= Royal Air Force Antarctic Flight =

Defunct flying unit of the RAF

The Royal Air Force Antarctic Flight was an independent flight of the Royal Air Force organised to support the Norwegian–British–Swedish Antarctic Expedition in 1949-50. It was the first RAF unit to operate in Antarctica.

The Flight was led by Squadron-Leader George Brian Walford, and had five personnel in total, selected from over 250 volunteers - two officer pilots and three non-commissioned officer mechanics. It operated two Auster Mark 6 aircraft, painted orange and modified for cold-weather conditions, with convertible ski/wheel and float undercarriages.

The Flight was shipped to Antarctica from Cape Town aboard the Norsel, a Norwegian ship, in November 1949, and operated from the newly established Maudheim station in early 1950, supporting the mapping of the area around the station in preparation for scientific expeditions into the continent. The aircraft were withdrawn in February 1950 and the flight was disbanded on its return to South Africa. In the following seasons, air support was provided to the expedition by Norwegian aircraft.

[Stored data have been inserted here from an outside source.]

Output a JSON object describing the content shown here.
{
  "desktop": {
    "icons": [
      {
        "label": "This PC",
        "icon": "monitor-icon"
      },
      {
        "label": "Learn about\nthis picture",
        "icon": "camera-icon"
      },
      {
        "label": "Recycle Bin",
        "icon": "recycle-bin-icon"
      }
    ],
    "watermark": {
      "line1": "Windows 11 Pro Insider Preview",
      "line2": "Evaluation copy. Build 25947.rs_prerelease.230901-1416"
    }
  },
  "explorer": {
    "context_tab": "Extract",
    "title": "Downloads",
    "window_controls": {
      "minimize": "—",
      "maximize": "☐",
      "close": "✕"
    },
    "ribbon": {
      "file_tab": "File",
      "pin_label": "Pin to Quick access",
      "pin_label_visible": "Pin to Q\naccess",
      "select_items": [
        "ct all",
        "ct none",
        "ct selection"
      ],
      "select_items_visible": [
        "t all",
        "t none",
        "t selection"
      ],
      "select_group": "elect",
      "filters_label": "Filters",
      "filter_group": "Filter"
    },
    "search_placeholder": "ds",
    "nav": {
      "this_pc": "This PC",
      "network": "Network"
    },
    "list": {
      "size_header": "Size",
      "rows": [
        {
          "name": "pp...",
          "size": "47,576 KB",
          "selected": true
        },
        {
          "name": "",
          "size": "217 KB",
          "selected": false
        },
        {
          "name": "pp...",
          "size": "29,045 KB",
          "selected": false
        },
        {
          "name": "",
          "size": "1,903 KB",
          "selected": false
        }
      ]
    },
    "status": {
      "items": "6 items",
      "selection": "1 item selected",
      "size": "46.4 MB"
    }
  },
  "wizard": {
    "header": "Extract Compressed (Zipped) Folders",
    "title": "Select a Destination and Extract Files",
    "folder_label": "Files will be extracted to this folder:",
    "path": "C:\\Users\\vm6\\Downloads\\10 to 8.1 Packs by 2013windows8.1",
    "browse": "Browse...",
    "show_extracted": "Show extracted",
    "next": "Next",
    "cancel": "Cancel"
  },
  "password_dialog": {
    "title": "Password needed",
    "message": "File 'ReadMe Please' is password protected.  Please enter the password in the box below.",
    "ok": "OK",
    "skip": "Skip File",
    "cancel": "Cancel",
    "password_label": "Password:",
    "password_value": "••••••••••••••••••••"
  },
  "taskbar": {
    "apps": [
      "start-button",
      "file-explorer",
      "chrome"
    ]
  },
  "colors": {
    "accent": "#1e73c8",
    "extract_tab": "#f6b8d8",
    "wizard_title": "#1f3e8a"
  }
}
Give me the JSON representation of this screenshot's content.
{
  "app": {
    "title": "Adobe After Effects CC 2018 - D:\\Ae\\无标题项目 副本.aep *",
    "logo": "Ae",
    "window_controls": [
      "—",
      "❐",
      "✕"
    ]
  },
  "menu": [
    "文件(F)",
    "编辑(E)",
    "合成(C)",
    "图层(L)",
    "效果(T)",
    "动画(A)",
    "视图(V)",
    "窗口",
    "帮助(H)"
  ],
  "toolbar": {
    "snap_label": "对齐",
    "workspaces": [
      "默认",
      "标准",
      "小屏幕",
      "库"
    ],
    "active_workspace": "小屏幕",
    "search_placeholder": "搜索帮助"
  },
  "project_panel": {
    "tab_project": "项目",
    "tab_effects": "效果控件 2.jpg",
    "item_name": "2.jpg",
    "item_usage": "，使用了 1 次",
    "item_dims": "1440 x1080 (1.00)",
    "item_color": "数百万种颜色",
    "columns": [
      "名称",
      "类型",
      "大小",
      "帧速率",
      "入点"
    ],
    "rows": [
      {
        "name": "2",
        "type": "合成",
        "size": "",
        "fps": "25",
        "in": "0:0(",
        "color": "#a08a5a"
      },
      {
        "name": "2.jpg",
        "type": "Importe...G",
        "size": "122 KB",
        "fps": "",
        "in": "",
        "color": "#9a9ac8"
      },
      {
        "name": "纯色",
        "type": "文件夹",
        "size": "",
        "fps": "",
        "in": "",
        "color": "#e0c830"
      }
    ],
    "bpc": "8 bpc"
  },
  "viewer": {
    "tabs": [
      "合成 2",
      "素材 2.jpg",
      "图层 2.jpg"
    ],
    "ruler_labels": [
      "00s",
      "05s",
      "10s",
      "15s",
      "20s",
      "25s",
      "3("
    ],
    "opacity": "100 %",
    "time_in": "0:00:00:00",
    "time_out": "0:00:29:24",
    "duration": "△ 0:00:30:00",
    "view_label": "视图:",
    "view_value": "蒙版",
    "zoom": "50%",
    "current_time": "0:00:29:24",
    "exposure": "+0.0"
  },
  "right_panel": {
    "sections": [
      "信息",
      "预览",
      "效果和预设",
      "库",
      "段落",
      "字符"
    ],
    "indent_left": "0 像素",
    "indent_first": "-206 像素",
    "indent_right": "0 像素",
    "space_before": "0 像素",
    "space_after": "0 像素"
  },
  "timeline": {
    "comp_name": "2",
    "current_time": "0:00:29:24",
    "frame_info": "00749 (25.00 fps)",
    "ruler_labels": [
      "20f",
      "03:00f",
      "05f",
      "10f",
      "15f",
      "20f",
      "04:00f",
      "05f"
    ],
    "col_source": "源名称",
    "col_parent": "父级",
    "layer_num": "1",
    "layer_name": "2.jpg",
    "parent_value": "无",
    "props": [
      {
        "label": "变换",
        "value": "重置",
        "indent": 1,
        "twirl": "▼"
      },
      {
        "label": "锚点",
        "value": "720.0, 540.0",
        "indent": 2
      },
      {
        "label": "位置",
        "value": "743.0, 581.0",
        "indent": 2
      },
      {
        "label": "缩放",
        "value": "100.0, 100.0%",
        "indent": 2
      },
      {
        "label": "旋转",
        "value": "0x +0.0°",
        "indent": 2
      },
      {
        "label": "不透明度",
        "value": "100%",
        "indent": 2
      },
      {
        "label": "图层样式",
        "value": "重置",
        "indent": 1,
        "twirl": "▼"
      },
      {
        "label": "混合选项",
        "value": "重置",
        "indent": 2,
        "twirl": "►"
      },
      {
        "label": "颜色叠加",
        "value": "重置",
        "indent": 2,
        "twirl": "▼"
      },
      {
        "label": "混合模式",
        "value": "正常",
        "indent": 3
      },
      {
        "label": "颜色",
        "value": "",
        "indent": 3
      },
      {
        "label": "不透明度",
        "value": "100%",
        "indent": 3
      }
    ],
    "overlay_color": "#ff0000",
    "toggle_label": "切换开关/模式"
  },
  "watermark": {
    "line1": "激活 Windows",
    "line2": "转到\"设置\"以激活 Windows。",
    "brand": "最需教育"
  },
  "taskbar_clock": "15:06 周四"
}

The two modified Auster aircraft were acquired by the Australian government for the Antarctic Flight RAAF in 1952, and after rebuilding work were deployed to Antarctica in the 1953/54 summer season, where both operated from Mawson station. One was lost on the return voyage, but the other served in Antarctica over a number of years until it was sold after the end of the 1958/59 season.

Another two Austers were operated by the RAF and RNZAF (as "Auster Antarcticas") as part of the Commonwealth Trans-Antarctic Expedition in 1955-58.